Some of the players had training the day after they got back with various League1 teams, while almost all of them had to return to their jobs. “It’s like nothing happened,” Kovacevic says with a laugh.

But what did happen was another demonstration of just how much footballing talent is present across the country.  “It just goes to show our country is just filled with potential, so many hidden gems,” said Kovacevic.

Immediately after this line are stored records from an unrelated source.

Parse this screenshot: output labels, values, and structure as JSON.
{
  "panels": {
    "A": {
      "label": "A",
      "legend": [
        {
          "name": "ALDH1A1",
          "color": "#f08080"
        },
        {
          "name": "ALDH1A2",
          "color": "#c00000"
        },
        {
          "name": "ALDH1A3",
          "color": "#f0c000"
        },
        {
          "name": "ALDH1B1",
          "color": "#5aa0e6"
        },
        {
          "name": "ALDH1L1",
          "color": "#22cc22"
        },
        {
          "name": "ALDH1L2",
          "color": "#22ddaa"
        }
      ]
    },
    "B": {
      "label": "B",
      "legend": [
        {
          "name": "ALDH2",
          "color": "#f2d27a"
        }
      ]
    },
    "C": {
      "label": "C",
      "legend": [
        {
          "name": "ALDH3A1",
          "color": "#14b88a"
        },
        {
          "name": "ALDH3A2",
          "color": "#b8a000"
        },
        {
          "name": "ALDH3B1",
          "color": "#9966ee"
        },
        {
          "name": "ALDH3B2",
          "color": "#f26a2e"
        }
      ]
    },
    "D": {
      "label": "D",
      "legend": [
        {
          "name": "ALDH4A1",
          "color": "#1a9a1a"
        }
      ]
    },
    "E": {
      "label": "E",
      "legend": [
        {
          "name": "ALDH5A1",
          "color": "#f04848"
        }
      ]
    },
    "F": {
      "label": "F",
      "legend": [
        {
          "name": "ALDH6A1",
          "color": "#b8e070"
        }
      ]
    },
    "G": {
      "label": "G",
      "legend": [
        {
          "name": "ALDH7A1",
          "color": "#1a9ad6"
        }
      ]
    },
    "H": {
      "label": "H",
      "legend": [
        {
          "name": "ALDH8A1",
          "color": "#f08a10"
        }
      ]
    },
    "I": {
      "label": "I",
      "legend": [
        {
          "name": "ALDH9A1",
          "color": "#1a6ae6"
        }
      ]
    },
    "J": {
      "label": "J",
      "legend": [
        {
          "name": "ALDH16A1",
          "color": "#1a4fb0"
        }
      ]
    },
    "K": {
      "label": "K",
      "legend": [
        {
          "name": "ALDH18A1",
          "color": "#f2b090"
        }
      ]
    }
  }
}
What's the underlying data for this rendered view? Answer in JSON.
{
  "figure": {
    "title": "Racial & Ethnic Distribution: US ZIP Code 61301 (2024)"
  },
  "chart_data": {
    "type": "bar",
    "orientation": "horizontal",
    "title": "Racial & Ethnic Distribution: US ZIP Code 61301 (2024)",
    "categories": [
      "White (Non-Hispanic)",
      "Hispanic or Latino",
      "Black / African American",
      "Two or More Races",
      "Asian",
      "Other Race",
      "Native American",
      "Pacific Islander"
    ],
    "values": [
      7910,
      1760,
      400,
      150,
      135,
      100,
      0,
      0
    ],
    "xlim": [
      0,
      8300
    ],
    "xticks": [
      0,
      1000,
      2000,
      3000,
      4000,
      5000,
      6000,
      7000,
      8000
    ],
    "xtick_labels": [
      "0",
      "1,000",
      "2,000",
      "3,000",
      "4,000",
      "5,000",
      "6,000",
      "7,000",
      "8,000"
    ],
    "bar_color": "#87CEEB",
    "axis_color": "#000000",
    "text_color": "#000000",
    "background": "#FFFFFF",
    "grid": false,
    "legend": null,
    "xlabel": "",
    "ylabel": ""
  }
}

He says there is still work to be done on establishing a system and pyramid that allows those players to rise quickly to the top, however. For example, Kovacevic was good friends with Niko Sigur back in Vancouver, helping him to join the York University team. While at York, Sigur was able to secure a contract with Croatian top-division side Hajduk Split, where he became a first-team player. He was recently announced as a member of the Croatian team for the U-21 Euros.

“We need to stop waiting for Niko Sigur to go to Croatia, and the Croatians to tell us he’s a good player,” said Kovacevic.

While building the sporting infrastructure within this country is a work in progress, more than ever, when given the chance, Canadians are proving their quality on the world stage. ”

This tournament gave a unique opportunity for some young kids from Toronto to go match up against some legends of the game and say for themselves, ‘Yeah, I am good enough’,” said Kovecevic.

Planning has already started for next year, with the hope that the team gets invited back. First on the list: finding more permanent sponsorship. Going into this year’s TST, SLC FC couldn’t even find a shirt sponsor, with Kovacevic ultimately putting his medical app on the front of the jerseys. But as this tournament, and tournaments like this, continue to grow in popularity and exposure, he believes his team might have got in at the ground floor.

“I think we might have gotten in and had a run in the right place, at the right time,” he said.

“If we can kind of grow this SLC FC thing that we started, we might be in for a fun ride as this thing grows.”